Poem of the Week | February 27, 2017
Jennifer Givhan: "Housing Works"
This week, we are proud to present a new poem by Jennifer Givhan. Givhan is a Mexican-American poet from the Southwestern desert. She is the author of Landscape with Headless Mama (2015 Pleiades Editors’ Prize) and Protection Spell (2016 Miller Williams Series, University of Arkansas Press, forthcoming). Her honors include an NEA Fellowship, a PEN/Rosenthal Emerging Voices Fellowship, The Frost Place Latin@ Scholarship, The 2015 Lascaux Review Poetry Prize, and The Pinch Poetry Prize. Her work has appeared or is forthcoming in Best of the Net 2015, Best New Poets 2013, AGNI, Crazyhorse, Blackbird, and The Kenyon Review. She is Poetry Editor at Tinderbox Poetry Journal and teaches at The Poetry Barn.
Author’s note:
Not only can elegy bring back the lost, it can recall lost versions of ourselves. I mean elegy as any kind of poem evoking the ghosts of the past. I teach a workshop on Hauntedness in poetry, that state of being inhabited by something else—that troubles, darkens, agitates. But the ghost’s presence is transformative, reminds us something must still be done. The selves we’ve shed never go away. The girl I was with Danny resides inside me still. Sometimes I find her lurking in thrift shops.

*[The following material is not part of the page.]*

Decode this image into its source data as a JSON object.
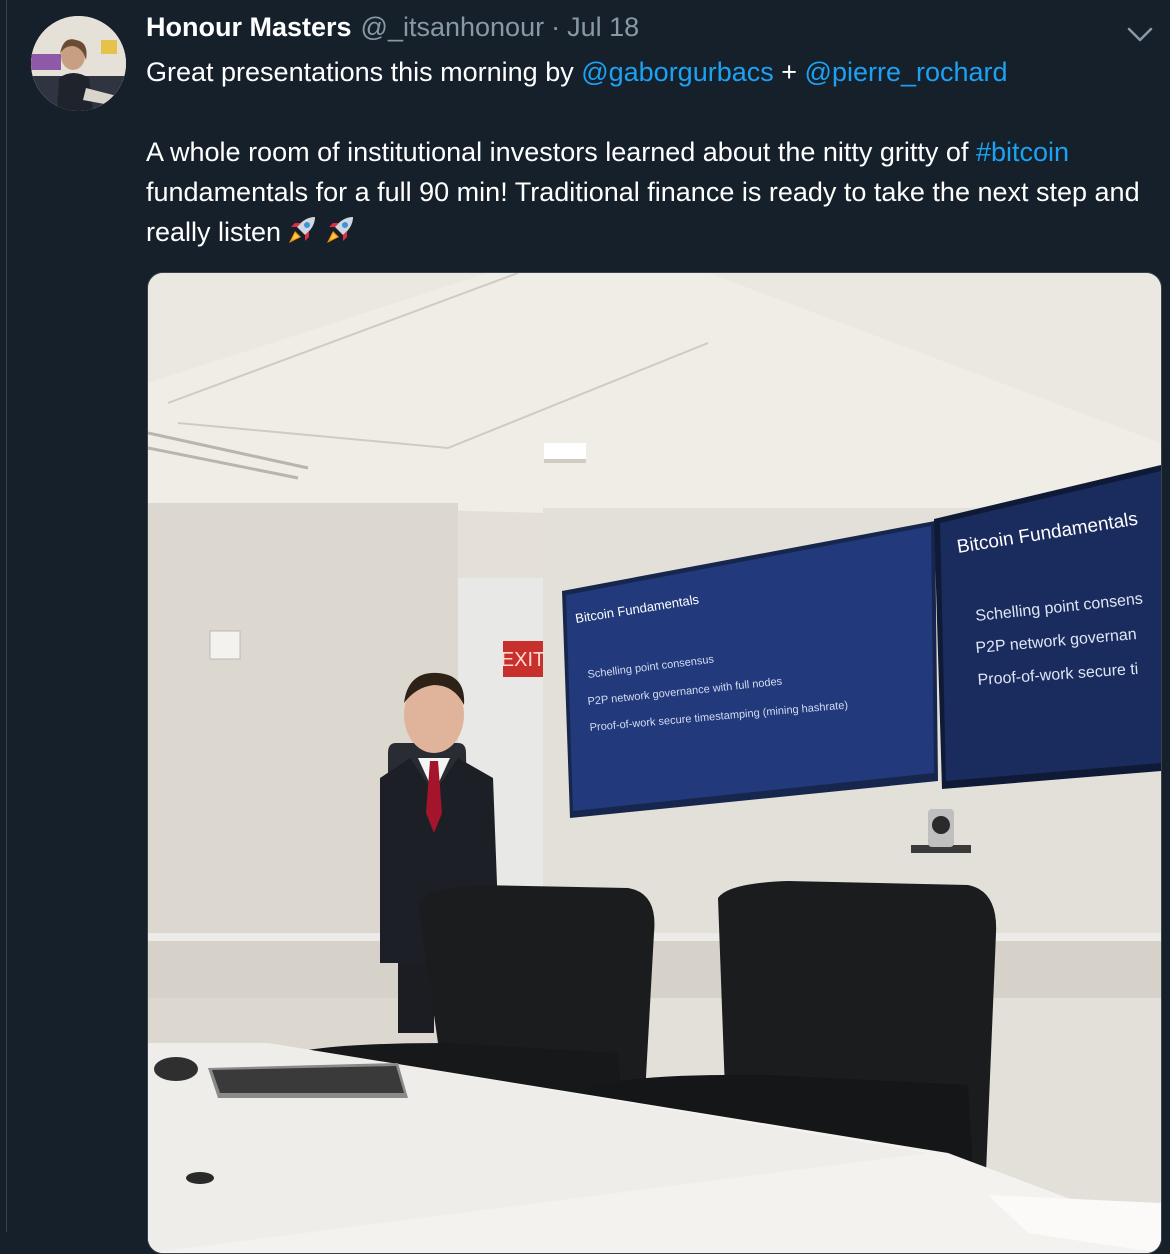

This poem was inspired by Diane Seuss’s “I can’t stop thinking of that New York skirt, turquoise sequins glued onto sea-colored cotton,” from her Four-Legged Girl, a book I love for how memory bleeds. In this poem, I had to run back into the Housing Works in San Diego, California to recover those thrown-away items I realized I couldn’t live without. I mean, I’ve never lived without them—they’ve been ghosting me this whole time.